23 of 26 people found this review helpful
The Bully Pulpit: Theodore Roosevelt, William Howard Taft, and the Golden Age of Journalism by Doris Kearns Goodwin makes the reader/listener a fly on the wall at a volatile and pivotal period in American history. She uses newspaper articles, diaries, journals, letters, and memoirs to put her reader/listeners in venues where the progressive movement had its beginning and brightest moments. The book contrasts and compares two deeply interesting men: Theodore Roosevelt and Howard Taft. It also details the lives of the most prominent muckraker journalists including S. S. McClur, Ida Tarbell, Ray Baker in a way that makes you think that you are watching them actually work. She creates an extremely personal look at all the major political players in the period between the Gilded Age and the beginning of World War I.
10 of 11 people found this review helpful
As in Team of Rivals, Kearns shows her talent here for coming up with a unique angle to examine a familiar topic. The relationship between the two likeable, but different men, Roosevelt and Taft takes a couple of twists and turns. The perspective of the "Muckraker" journalists into the politics surrounding these two larger-than-life Presidents worked well. The only downside to this book is that there are a couple of times where the action dies as the writing gets a bit long-winded.

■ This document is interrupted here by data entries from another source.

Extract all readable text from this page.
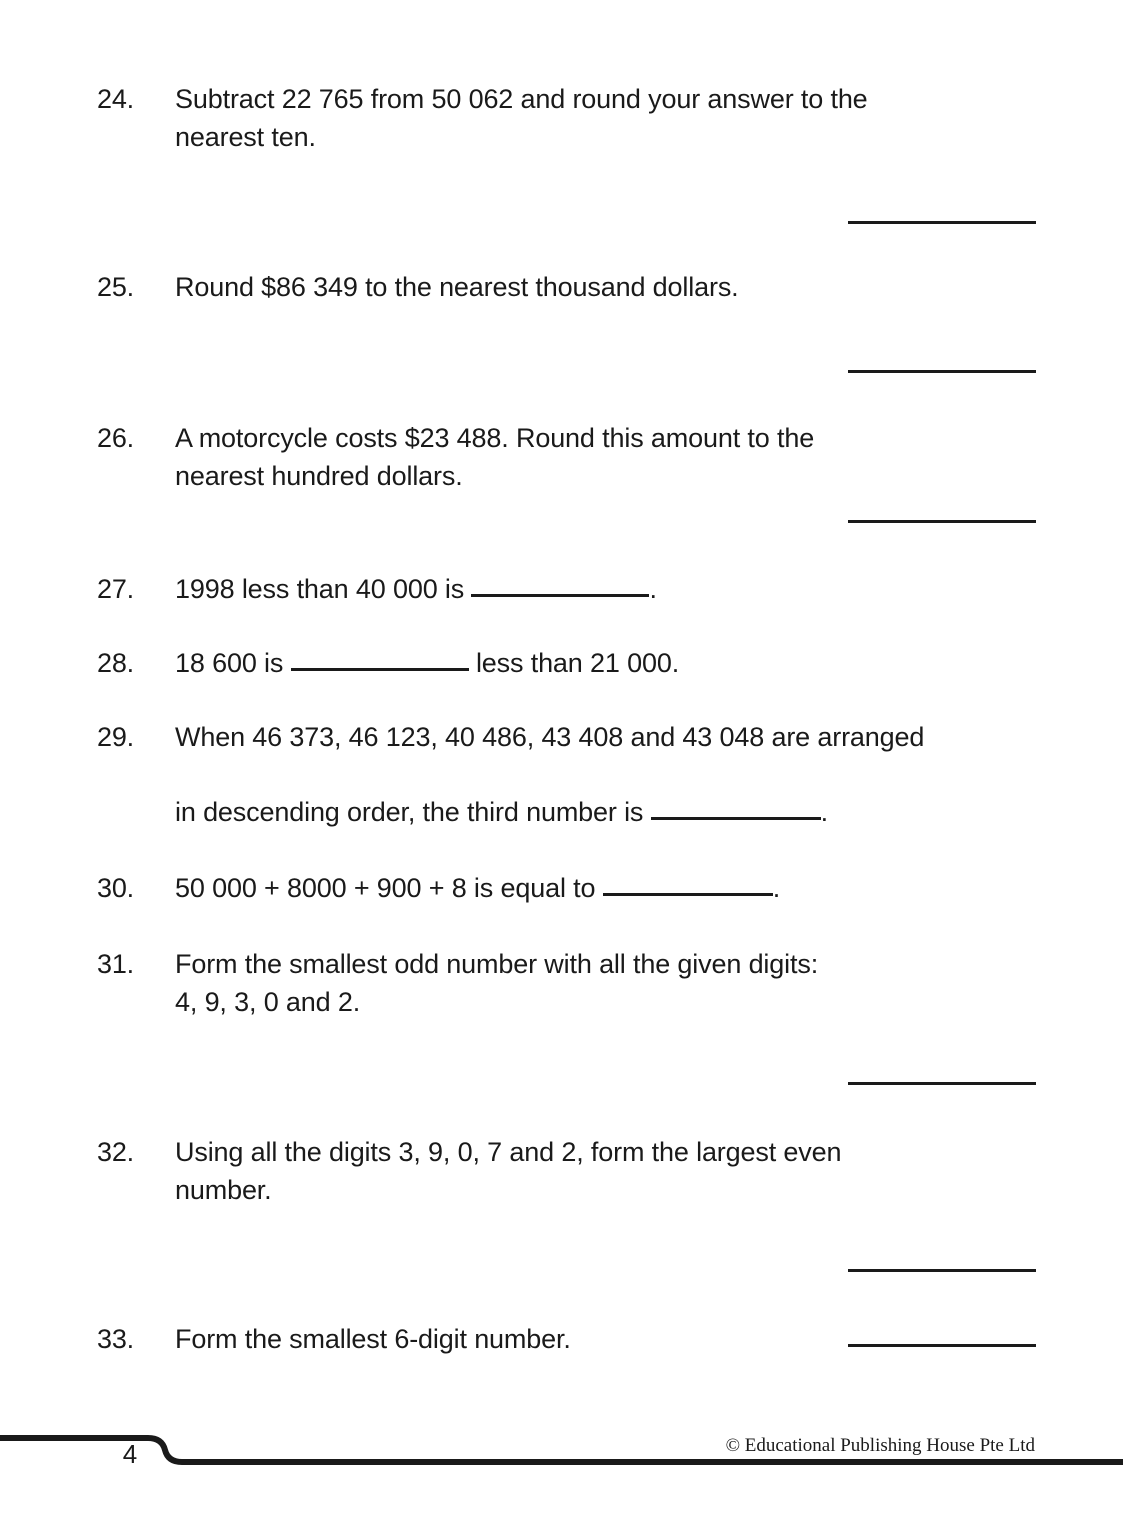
24.	Subtract 22 765 from 50 062 and round your answer to the

nearest ten.

25.	Round $86 349 to the nearest thousand dollars.

26.	A motorcycle costs $23 488. Round this amount to the

nearest hundred dollars.

27.	1998 less than 40 000 is	.

28.	18 600 is	less than 21 000.

29.	When 46 373, 46 123, 40 486, 43 408 and 43 048 are arranged

in descending order, the third number is	.

30.	50 000 + 8000 + 900 + 8 is equal to	.

31.	Form the smallest odd number with all the given digits:

4, 9, 3, 0 and 2.

32.	Using all the digits 3, 9, 0, 7 and 2, form the largest even

number.

33.	Form the smallest 6-digit number.

4	© Educational Publishing House Pte Ltd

4 of 4 people found this review helpful
This book is what history is to me. When I pick up a biography/history book, I like it to be like this one: heavy on the characters, but also a scholarly look at the issues of the day. I appreciate how Doris Kearns Goodwin can sift through all the material, and bring it together in one giant, forceful story.The friendship that dissolved between Roosevelt and Taft is fascinating, and is at the center of the book.I could listen to stories about those two all day. There is also a lot about McClure's magazine and the new journalism, and the pivotal battles with Rockefeller and the Trusts. Through it all, there are friendships, alliances, and falling outs.
The book is long, but in this case, it's a plus. Edward Herrmann is a good choice for narrator - he has the gravitas, and the kind of voice that you can listen to for a very long time. I thought I knew something of this part of history, but there was a lot I didn't know, or hadn't seen presented in quite this way. Really enjoyable, and definitely worth my time.
3 of 3 people found this review helpful
Wow! I'm not a history aficionado but I still found this book to be quite entertaining. The Taft/Roosevelt friendship and estrangement was something I knew about vaguely, but certainly not in context with other world events and not in the detail provided here. I enjoy books and writing in general, so the inclusion of Sam McClure's part in the events of that time was a real treat. The performance was well done and never got in the way of the story. It's a long book and there were a few points where it dragged a little, but overall I really enjoyed it and was sad that it came to an end. I hope Doris Kearns Goodwin goes on to write about the Wilson presidency and then just keeps writing through the rest of the presidents.
7 of 8 people found this review helpful
Team of Rivals was SO GOOD. This one is great as well. My favorite thing about it is there is no good guy/bad guy dichotomy. Each man did great things. Each man did what seem to me unfathomably bad things. The muckrakers had their great moment of influence and were fascinating people. I regret that I wasn't able to learn more about Ida Tarbell (But I'm impelled to find out more). And finally, today's political skirmishes are almost identical. The more I read of history, the more I'm convinced of the non-perfectability of governments and individuals. I can't even imagine how Doris Kearns Goodwin is able to create two such brilliantly researched and nuanced books.